White Rock, you helped me raise a little boy.  With every tidal pool, shooting star, skipping stone, walk, starfish, fishing adventure off the pier, and ice cream cone, we gave my son his wonder years.  You will always be the sunshine of his childhood story.  

Being a single mom was hard.  I didn’t have enough money for a vehicle and some days I didn’t eat.  You gave me friends who would invite me out for dinner, who gave me work, food, a break, a ride, companionship and a reason.  

Those initial days, I felt broken at times.  I’d cry at your shoreline and you’d take those tears and let them dance like twinkling stars under the moonlight.

In the beginning, there was an empty tummy, bruises that wouldn’t heal, and a heart that had broken too many times.  If I was still, I saw my reflection in your waters and I saw she was strong and kind through all the beatings and losses.  You knew me before I discovered my courage and strength.  You knew love would win.  

You gave me dancing, friendships and fun within the friendly walls of the Sandpiper.  I’ll always go to The WAG where I love visiting with the staff as much as I enjoy a meal with a friend.  I lived along Cosmic Alley where the view from my front window was a horizon of possibilities and beauty.  I will always go back to places like WRBB and the Beer Shack where good people were as abundant as the beer running through the taps.   
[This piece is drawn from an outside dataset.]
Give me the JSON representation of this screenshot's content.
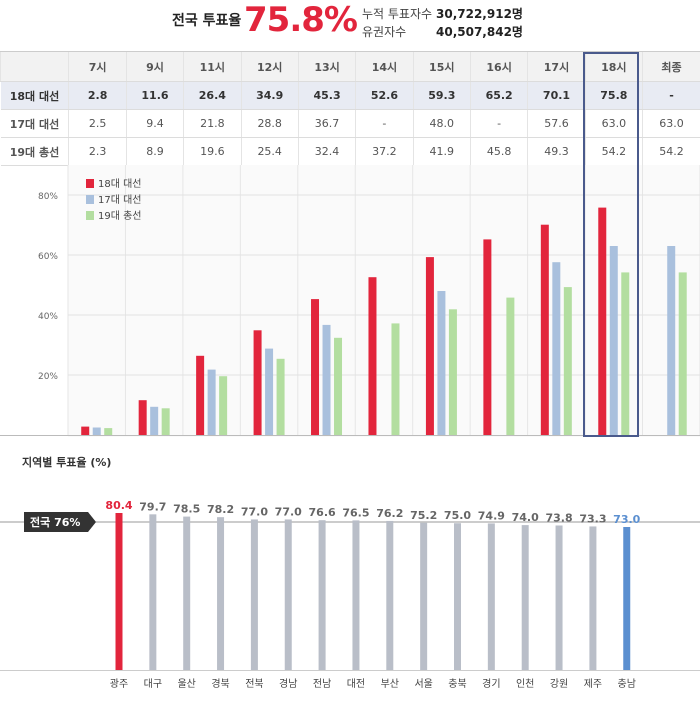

When my boy was no longer little, you gave me a man to love.  We built a beautiful life together.  I got to know the community in a new way with someone who became my best friend.  

White Rock, thank you for everyone and everything you’ve given me over these past 18 years.  When I am ashes, I hope part of me is spread over Semiahmoo Bay where I feel your embrace to this day.   I’ve moved, but I haven’t left you.  For the people you gave me to love, the deepest gratitude; I carry them in my heart wherever I go.  

Thank you, White Rock!  


Miki Dawson


P.S. Editors Note

What is the latest chapter now of Miki and her son Caleb?

Caleb now lives on the Prairies and would make the journey to spend part of his summer every summer with Mom in White Rock.

Again I have to admit I have seen first hand the beautiful connection these two wonderful humans have. So much more than than the usual mother and son relationship.

We are so much richer as a community to have had MIKI DAWSON for the time we did.